The World of Creation

The Creative Mysteries of the Frog

By Professor Woong Sang Lee
Vice President, Korean Association of Creation Research
Dean of Chaplain's Office, Myongji University, Seoul

A frog is a typical batrachian, which can live on land as well as in water. In fact, frogs like to spend a lot of time in water. However, some frogs can also live in the desert where it is not easy to live because water is scarce. Some scientists have their doubts about them. Such a frog is the Rheobatrachus silus that lives in the desert in Australia. Usually they must have water to survive. They lay eggs in water and the eggs hatch into polliwogs. Then, how can they survive in the dry desert without a drop of water? This is one of the mysteries of God's creation.

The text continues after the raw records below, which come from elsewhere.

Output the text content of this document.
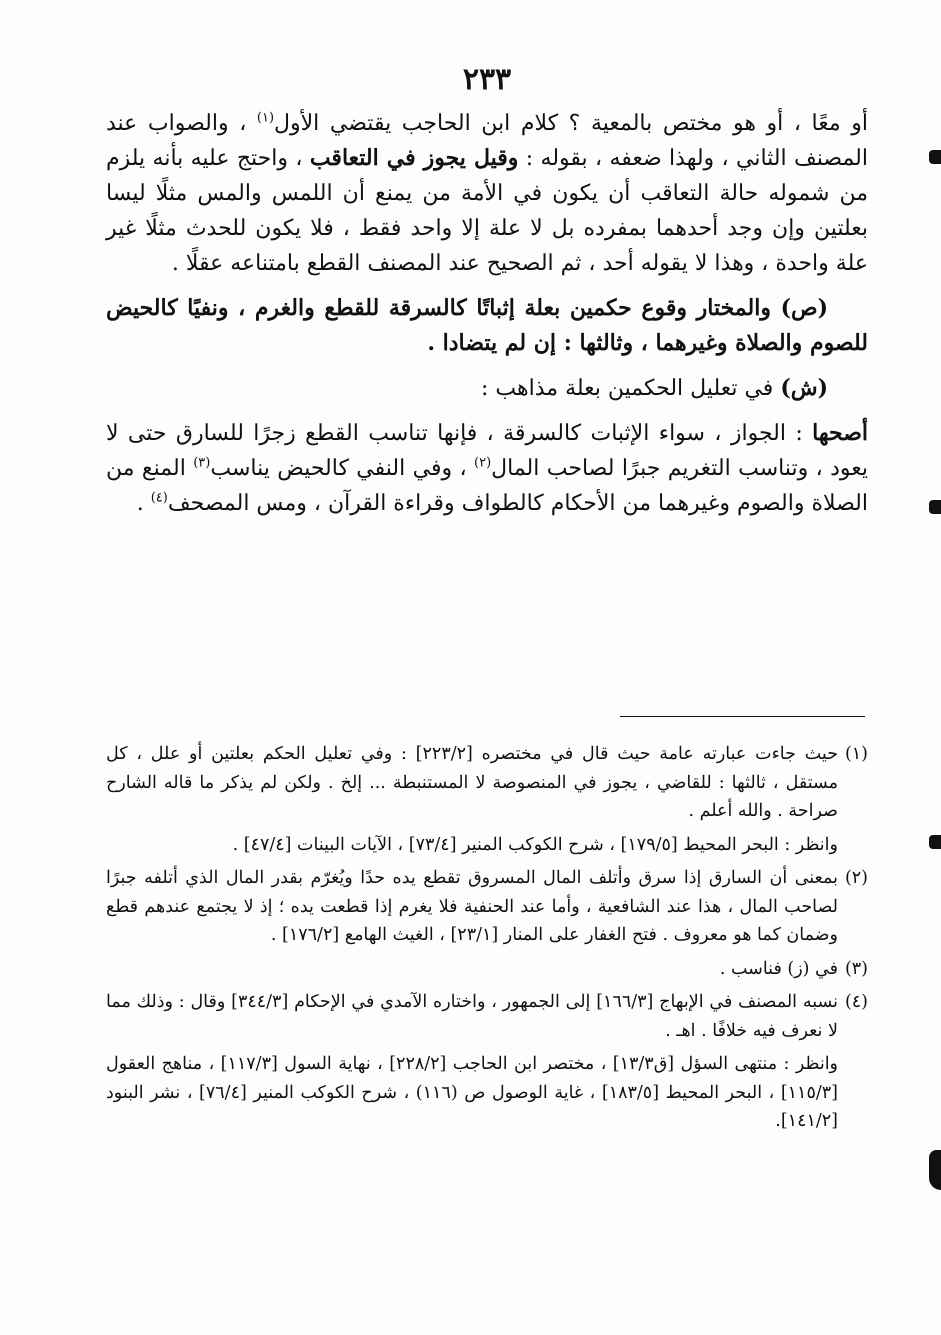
٢٣٣

أو معًا ، أو هو مختص بالمعية ؟ كلام ابن الحاجب يقتضي الأول$^{(١)}$ ، والصواب عند المصنف الثاني ، ولهذا ضعفه ، بقوله : وقيل يجوز في التعاقب ، واحتج عليه بأنه يلزم من شموله حالة التعاقب أن يكون في الأمة من يمنع أن اللمس والمس مثلًا ليسا بعلتين وإن وجد أحدهما بمفرده بل لا علة إلا واحد فقط ، فلا يكون للحدث مثلًا غير علة واحدة ، وهذا لا يقوله أحد ، ثم الصحيح عند المصنف القطع بامتناعه عقلًا .

(ص) والمختار وقوع حكمين بعلة إثباتًا كالسرقة للقطع والغرم ، ونفيًا كالحيض للصوم والصلاة وغيرهما ، وثالثها : إن لم يتضادا .

(ش) في تعليل الحكمين بعلة مذاهب :

أصحها : الجواز ، سواء الإثبات كالسرقة ، فإنها تناسب القطع زجرًا للسارق حتى لا يعود ، وتناسب التغريم جبرًا لصاحب المال$^{(٢)}$ ، وفي النفي كالحيض يناسب$^{(٣)}$ المنع من الصلاة والصوم وغيرهما من الأحكام كالطواف وقراءة القرآن ، ومس المصحف$^{(٤)}$ .

(١)
حيث جاءت عبارته عامة حيث قال في مختصره [٢٢٣/٢] : وفي تعليل الحكم بعلتين أو علل ، كل مستقل ، ثالثها : للقاضي ، يجوز في المنصوصة لا المستنبطة ... إلخ . ولكن لم يذكر ما قاله الشارح صراحة . والله أعلم .

وانظر : البحر المحيط [١٧٩/٥] ، شرح الكوكب المنير [٧٣/٤] ، الآيات البينات [٤٧/٤] .

(٢)
بمعنى أن السارق إذا سرق وأتلف المال المسروق تقطع يده حدًا ويُغرّم بقدر المال الذي أتلفه جبرًا لصاحب المال ، هذا عند الشافعية ، وأما عند الحنفية فلا يغرم إذا قطعت يده ؛ إذ لا يجتمع عندهم قطع وضمان كما هو معروف . فتح الغفار على المنار [٢٣/١] ، الغيث الهامع [١٧٦/٢] .
(٣)
في (ز) فناسب .
(٤)
نسبه المصنف في الإبهاج [١٦٦/٣] إلى الجمهور ، واختاره الآمدي في الإحكام [٣٤٤/٣] وقال : وذلك مما لا نعرف فيه خلافًا . اهـ .

وانظر : منتهى السؤل [ق١٣/٣] ، مختصر ابن الحاجب [٢٢٨/٢] ، نهاية السول [١١٧/٣] ، مناهج العقول [١١٥/٣] ، البحر المحيط [١٨٣/٥] ، غاية الوصول ص (١١٦) ، شرح الكوكب المنير [٧٦/٤] ، نشر البنود [١٤١/٢].
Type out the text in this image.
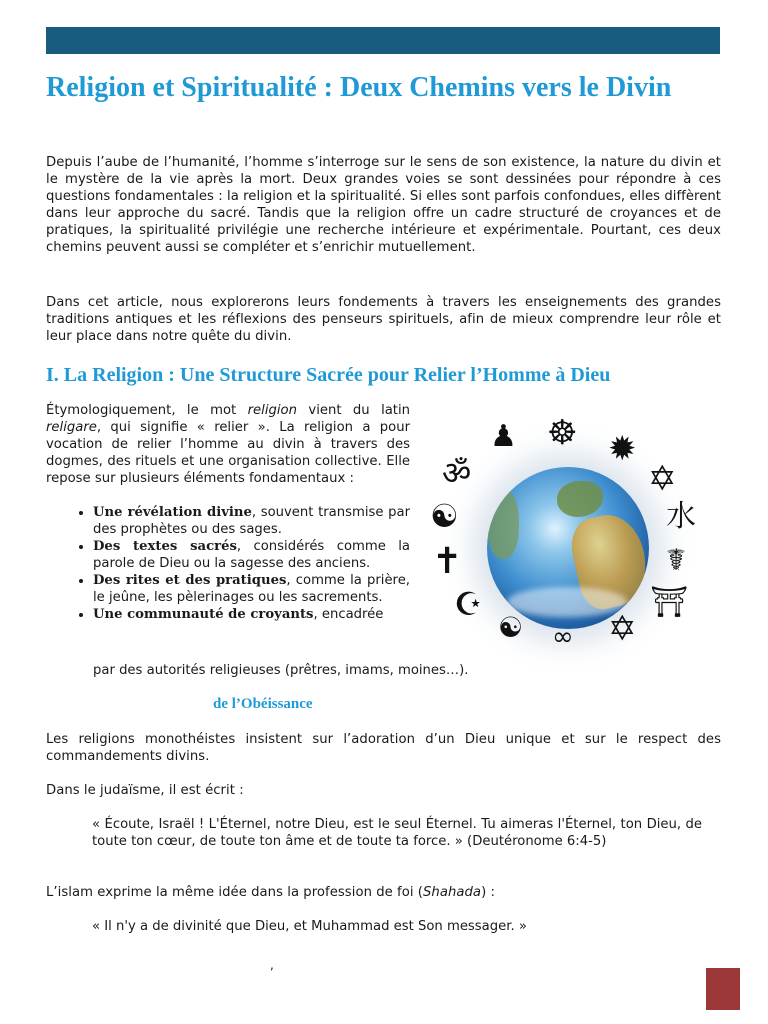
Religion et Spiritualité : Deux Chemins vers le Divin

Depuis l’aube de l’humanité, l’homme s’interroge sur le sens de son existence, la nature du divin et le mystère de la vie après la mort. Deux grandes voies se sont dessinées pour répondre à ces questions fondamentales : la religion et la spiritualité. Si elles sont parfois confondues, elles diffèrent dans leur approche du sacré. Tandis que la religion offre un cadre structuré de croyances et de pratiques, la spiritualité privilégie une recherche intérieure et expérimentale. Pourtant, ces deux chemins peuvent aussi se compléter et s’enrichir mutuellement.

Dans cet article, nous explorerons leurs fondements à travers les enseignements des grandes traditions antiques et les réflexions des penseurs spirituels, afin de mieux comprendre leur rôle et leur place dans notre quête du divin.

I. La Religion : Une Structure Sacrée pour Relier l’Homme à Dieu

Étymologiquement, le mot religion vient du latin religare, qui signifie « relier ». La religion a pour vocation de relier l’homme au divin à travers des dogmes, des rituels et une organisation collective. Elle repose sur plusieurs éléments fondamentaux :

• Une révélation divine, souvent transmise par des prophètes ou des sages.
• Des textes sacrés, considérés comme la parole de Dieu ou la sagesse des anciens.
• Des rites et des pratiques, comme la prière, le jeûne, les pèlerinages ou les sacrements.
• Une communauté de croyants, encadrée
par des autorités religieuses (prêtres, imams, moines…).
♟ ☸ ✹
ॐ	✡
☯	水
✝	☤
☪	⛩
☯ ∞ ✡
de l’Obéissance

Les religions monothéistes insistent sur l’adoration d’un Dieu unique et sur le respect des commandements divins.

Dans le judaïsme, il est écrit :

« Écoute, Israël ! L'Éternel, notre Dieu, est le seul Éternel. Tu aimeras l'Éternel, ton Dieu, de toute ton cœur, de toute ton âme et de toute ta force. » (Deutéronome 6:4-5)

L’islam exprime la même idée dans la profession de foi (Shahada) :

« Il n'y a de divinité que Dieu, et Muhammad est Son messager. »

,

When the weather is hot and dry for a long time, Rheobatrachus silus dig a hole 30 centimeters deep, twice as deep as their body and get into the hole. As its name indicates, this frog tries to reserve as much moisture in its body as possible. So it inhales moist air through its nose and makes his body bulge to prevent loss of moisture. They start to hibernate in this condition.

Rheobatrachus silus save their body energy by lowering their pulse rate and their breathing. Then they wait for the rain to come. Sometimes they are in hibernation for several years. However, as soon as they get up and go out of the hole, they catch food to get nutrition. When puddles become full of water, they lay eggs and incubate into polliwogs, and they grow into frogs quickly. They prepare for the next dry season. When the puddle is dry, the little frogs get into the hole with their mother until it rains.

Evolutionists believe that amphibia, including Rheobatrachus silus, evolved from fish. Therefore, they insist that amphibia can live not only on land like animals, but also live in the water like fish. If this were true, then how can Rheobatrachus silus develop and be able to live in the desert without water where fish and the normal frog cannot live? Rheobatrachus silus should be exterminated before they develop into a normal frog. For a long time, Coelacanth has been known as a transitional fossil between a fish and a frog, but there was no trace of evolution in the fossil when compared with the bones of similar fish caught by a trawler captain in 1938.

Therefore, we can support the position that all things were created to be in their particular place.

"So God created the great creatures of the sea and every living and moving thing with which the water teems, according to their kinds, and every winged bird according to its kind. And God saw that it was good" (Genesis 1:21, NIV).